A team of Spanish archeologists excavating near the southern Egyptian city of Luxor have stumbled upon a unique wooden sarcophagus believed to belong to a 5-year-old child.
The coffin, which is over 3,000 years old, could shed light on a little-known period before the unification of ancient Egypt, explained head archeologist Jose Manuel Galan to ABC.es. He added that the mission also discovered a number of ancient pots and wooden statues wrapped in linen.
“The coffin was found during the ongoing excavation and documentation of the tomb of Djehuty, one of the most high-ranking dignitaries during the era of Queen Hatshepsut, at Dira Abul-Naga area in western Luxor,” explained Mansour Boraik, field director of excavations in Luxor, according to NZWeek.com.
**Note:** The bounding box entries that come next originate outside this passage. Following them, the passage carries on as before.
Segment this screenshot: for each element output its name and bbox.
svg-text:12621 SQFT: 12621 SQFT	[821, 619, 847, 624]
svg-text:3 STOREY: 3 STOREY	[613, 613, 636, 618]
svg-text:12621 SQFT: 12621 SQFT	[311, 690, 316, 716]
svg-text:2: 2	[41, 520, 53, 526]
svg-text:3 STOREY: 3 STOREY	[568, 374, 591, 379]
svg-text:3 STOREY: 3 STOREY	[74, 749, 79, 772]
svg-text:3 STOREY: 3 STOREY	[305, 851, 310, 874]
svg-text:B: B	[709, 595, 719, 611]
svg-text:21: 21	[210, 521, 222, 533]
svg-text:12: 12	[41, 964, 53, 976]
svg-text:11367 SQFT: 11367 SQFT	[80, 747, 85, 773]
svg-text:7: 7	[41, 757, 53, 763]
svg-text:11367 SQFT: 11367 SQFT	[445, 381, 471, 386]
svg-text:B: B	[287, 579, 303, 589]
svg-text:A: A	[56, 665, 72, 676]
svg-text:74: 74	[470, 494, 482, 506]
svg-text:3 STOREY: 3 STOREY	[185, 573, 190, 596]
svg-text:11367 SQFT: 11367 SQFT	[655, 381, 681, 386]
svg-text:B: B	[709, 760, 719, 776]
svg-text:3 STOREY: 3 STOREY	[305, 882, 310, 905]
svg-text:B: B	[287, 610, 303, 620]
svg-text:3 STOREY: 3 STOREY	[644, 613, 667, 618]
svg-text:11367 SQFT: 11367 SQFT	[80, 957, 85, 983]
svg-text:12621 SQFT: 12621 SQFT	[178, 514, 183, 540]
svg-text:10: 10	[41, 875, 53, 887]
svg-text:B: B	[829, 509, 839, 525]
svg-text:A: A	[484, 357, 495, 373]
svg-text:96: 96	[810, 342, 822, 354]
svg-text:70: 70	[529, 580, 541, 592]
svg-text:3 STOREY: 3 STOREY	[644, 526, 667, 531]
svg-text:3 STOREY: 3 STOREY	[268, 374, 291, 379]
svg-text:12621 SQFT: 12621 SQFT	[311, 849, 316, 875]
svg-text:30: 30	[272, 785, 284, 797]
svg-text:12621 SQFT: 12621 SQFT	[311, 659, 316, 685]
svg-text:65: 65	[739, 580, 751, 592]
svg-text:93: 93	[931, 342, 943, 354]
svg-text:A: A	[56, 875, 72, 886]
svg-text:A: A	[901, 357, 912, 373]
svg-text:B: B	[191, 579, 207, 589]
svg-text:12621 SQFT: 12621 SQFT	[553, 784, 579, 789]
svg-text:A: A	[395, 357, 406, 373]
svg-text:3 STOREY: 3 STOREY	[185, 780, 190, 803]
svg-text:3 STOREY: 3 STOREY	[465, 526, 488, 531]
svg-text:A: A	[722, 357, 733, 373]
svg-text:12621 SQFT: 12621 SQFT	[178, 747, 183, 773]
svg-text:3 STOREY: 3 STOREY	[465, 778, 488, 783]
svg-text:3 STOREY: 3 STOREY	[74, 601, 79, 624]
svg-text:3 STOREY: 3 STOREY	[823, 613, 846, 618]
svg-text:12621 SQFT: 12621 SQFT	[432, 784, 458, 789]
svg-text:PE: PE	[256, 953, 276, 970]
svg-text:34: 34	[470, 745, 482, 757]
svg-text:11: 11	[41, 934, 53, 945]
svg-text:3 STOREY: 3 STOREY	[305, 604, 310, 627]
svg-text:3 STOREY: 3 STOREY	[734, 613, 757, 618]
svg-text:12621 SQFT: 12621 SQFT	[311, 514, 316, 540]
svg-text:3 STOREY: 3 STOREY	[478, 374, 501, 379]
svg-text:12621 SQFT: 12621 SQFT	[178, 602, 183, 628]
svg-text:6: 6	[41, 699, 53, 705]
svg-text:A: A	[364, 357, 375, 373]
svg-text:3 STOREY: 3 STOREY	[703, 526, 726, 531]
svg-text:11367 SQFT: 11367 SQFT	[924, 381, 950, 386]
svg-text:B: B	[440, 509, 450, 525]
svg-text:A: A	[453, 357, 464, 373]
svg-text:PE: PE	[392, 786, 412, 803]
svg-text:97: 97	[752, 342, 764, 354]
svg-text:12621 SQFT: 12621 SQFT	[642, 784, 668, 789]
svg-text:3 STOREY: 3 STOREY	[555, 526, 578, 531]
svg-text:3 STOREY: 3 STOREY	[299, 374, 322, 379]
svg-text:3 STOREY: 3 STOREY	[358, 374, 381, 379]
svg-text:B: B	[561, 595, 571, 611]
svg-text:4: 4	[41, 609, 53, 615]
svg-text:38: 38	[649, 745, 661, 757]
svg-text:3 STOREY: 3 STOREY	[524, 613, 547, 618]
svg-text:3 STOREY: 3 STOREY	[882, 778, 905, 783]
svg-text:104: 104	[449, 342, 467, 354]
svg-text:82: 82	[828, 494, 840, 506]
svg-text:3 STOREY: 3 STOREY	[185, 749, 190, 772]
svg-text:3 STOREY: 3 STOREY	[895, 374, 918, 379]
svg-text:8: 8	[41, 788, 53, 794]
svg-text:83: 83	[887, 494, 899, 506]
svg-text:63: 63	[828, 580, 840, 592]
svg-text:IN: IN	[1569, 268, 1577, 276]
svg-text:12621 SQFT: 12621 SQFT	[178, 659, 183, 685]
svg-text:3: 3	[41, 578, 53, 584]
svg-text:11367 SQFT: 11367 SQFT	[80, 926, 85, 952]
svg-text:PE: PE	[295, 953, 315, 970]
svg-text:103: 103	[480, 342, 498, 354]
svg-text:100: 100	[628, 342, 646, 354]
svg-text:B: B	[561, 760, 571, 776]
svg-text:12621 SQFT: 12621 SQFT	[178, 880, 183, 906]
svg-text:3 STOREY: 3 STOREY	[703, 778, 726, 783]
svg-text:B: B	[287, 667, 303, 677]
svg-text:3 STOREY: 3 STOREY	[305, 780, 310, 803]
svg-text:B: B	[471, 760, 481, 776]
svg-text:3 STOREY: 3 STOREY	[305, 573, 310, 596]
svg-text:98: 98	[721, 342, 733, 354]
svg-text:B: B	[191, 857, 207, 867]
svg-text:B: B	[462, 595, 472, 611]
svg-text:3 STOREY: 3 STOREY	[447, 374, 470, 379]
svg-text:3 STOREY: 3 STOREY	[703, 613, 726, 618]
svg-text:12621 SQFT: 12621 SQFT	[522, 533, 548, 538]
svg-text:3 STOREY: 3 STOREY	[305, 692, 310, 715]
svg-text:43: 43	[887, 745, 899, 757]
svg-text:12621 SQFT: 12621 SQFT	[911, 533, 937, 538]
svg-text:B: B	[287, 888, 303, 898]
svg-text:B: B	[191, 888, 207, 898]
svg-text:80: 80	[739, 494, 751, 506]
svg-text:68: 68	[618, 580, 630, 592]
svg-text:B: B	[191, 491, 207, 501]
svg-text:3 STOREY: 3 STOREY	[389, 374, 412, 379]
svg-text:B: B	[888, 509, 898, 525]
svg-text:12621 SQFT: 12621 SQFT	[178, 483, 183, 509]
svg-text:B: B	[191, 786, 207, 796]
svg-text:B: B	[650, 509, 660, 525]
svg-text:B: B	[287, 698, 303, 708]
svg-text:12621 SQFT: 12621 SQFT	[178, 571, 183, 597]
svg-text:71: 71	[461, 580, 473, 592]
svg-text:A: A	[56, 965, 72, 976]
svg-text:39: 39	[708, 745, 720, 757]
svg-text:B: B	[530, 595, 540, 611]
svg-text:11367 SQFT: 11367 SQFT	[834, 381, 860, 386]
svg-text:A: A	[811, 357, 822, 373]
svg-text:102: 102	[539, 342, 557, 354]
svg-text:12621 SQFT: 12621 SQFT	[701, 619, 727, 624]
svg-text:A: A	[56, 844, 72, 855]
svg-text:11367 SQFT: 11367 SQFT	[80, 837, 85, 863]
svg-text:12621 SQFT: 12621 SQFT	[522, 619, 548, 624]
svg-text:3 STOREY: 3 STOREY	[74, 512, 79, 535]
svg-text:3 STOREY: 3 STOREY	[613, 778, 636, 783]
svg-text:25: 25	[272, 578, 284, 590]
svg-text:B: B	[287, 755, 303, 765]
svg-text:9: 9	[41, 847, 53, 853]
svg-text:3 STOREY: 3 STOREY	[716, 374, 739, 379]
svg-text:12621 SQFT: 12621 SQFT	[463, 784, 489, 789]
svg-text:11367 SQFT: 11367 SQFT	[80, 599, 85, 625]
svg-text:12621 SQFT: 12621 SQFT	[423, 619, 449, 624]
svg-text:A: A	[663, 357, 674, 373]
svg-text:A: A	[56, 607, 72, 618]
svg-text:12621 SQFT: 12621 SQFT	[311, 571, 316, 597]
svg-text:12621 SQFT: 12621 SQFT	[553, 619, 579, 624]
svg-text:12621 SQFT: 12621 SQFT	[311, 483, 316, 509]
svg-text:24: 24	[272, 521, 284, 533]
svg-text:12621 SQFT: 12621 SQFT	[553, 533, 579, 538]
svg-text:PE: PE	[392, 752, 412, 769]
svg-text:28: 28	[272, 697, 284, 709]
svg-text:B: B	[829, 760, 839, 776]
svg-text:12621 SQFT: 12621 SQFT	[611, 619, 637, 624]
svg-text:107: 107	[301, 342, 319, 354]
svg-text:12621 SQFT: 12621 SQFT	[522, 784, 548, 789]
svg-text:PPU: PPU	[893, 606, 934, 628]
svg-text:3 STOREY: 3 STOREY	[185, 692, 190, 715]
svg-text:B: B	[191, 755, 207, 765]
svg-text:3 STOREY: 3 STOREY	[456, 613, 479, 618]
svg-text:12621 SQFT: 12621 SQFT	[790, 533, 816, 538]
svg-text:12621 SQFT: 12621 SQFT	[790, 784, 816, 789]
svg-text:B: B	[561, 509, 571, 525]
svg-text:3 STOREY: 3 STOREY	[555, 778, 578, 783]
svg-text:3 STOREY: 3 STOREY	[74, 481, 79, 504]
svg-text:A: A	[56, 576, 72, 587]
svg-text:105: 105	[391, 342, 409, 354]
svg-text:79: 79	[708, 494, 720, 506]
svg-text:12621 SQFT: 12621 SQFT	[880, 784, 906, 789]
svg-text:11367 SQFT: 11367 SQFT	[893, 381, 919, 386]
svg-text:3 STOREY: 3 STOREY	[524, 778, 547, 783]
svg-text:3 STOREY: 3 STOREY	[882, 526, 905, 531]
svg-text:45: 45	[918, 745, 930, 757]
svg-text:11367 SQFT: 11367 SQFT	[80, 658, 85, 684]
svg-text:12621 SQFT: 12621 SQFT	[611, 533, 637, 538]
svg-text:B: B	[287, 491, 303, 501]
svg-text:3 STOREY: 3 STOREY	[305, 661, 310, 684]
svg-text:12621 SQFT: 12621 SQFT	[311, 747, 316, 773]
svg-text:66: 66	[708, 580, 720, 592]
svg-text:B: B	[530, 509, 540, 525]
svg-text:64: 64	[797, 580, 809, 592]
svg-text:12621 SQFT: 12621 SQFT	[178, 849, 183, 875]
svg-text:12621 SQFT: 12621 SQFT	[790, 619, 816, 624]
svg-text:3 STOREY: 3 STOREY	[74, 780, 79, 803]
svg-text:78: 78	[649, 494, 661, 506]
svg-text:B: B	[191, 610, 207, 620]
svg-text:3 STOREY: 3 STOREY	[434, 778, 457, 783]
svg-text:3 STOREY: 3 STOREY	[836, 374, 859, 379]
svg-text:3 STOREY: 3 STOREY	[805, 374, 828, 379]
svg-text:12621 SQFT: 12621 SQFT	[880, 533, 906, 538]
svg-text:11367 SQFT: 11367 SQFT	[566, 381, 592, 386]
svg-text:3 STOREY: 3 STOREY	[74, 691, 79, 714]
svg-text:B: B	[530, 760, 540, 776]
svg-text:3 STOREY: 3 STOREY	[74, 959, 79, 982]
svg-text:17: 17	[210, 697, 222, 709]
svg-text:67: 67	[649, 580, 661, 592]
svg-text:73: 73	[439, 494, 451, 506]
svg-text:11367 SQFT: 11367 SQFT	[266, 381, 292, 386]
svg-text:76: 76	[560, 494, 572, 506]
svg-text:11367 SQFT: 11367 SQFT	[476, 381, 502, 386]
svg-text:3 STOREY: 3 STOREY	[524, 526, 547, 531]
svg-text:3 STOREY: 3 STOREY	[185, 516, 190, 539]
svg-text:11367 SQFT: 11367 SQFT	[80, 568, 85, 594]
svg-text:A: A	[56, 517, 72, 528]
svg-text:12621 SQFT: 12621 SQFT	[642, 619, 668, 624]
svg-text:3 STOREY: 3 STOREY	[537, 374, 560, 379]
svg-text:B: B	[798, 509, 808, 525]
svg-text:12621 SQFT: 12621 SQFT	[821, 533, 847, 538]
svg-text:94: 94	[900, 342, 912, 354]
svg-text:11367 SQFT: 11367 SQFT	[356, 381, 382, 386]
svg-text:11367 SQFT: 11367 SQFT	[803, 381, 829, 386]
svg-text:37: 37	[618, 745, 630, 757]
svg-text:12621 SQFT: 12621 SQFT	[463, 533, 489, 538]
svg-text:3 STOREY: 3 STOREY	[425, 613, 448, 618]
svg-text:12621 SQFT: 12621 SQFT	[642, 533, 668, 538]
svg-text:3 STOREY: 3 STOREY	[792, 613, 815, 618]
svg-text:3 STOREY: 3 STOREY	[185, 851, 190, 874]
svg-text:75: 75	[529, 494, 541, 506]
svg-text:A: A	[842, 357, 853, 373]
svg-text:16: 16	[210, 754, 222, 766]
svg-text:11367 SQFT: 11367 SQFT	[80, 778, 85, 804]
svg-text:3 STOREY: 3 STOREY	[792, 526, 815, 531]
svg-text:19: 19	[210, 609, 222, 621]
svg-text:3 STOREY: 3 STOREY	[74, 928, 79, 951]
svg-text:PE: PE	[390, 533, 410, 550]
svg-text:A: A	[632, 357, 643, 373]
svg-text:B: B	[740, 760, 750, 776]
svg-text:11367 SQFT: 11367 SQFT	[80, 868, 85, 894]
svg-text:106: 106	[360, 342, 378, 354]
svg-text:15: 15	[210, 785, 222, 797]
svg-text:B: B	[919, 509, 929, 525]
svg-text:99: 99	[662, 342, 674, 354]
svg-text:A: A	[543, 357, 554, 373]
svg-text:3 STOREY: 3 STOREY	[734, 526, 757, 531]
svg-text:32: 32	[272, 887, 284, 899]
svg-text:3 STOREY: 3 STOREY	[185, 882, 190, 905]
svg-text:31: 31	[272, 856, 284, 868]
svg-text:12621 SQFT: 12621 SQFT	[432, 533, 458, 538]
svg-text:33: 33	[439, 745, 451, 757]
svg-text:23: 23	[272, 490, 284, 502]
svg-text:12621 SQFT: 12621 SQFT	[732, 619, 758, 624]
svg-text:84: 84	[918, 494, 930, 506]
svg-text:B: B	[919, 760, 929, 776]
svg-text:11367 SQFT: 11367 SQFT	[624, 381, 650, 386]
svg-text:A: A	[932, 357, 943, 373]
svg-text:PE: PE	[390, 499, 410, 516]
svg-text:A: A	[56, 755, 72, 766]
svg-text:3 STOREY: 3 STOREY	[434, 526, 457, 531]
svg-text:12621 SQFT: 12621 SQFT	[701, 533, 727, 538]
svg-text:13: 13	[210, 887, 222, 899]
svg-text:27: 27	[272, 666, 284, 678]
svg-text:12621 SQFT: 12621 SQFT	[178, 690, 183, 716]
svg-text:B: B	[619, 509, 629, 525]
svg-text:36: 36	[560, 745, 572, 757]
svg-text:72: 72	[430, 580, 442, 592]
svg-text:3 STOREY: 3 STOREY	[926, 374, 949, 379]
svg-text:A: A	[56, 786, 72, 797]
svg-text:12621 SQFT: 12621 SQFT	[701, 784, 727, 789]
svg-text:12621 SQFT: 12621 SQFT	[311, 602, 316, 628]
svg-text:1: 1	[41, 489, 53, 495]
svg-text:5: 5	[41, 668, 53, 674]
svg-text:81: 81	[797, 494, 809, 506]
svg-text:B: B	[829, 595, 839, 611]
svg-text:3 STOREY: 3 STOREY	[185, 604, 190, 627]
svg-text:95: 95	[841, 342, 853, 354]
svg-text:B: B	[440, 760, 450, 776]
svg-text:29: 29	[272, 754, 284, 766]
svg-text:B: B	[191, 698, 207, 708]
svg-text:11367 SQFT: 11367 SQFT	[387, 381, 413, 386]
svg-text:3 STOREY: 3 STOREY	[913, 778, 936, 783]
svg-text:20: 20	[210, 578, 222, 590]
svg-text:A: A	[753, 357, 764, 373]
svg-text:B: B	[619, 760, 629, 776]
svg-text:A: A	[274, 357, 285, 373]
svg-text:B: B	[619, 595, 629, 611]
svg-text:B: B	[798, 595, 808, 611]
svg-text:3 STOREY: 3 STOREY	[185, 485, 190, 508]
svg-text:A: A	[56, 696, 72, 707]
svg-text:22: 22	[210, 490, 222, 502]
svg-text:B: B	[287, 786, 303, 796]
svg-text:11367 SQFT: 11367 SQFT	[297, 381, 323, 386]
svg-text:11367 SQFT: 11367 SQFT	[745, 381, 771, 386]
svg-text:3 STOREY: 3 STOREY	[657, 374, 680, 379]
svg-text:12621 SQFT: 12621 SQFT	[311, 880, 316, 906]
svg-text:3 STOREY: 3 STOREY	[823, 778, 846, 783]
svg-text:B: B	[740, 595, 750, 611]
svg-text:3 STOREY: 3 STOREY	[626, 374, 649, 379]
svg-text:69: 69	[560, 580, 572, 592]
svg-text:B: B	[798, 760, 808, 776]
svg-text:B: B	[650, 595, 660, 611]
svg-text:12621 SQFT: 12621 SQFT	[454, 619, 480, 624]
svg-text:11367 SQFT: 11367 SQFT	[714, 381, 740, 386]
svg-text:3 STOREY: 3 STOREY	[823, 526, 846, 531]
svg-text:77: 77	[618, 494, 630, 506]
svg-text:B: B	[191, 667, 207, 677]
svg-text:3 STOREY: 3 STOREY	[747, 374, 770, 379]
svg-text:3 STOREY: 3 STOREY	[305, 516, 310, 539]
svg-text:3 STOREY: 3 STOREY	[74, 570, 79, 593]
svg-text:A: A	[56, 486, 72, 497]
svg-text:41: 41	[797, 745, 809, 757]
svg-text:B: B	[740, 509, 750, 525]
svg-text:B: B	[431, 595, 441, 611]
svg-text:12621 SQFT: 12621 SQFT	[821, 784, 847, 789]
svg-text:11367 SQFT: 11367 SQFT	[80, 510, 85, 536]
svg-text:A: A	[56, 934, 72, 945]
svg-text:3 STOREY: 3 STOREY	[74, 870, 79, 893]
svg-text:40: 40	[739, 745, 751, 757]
Experts have been exploring the site over the past three years, digging around the tombs of Djehuty and Hery, two top Egyptian court officials who lived between 1500 and 1450 B.C., IANS writes. The news service explains that the find of the child's sarcophagus is unexpected, since the coffin predates the lives of the court officials.
This is not the first important archeological discovery in Egypt this year. In early January, Italian scientists excavating under the mortuary temple of Pharaoh Amenhotep II came across a collection of tombs hiding human bones, the remains of wooden sarcophagi, and jars used to store the organs of the deceased, the BBC reported.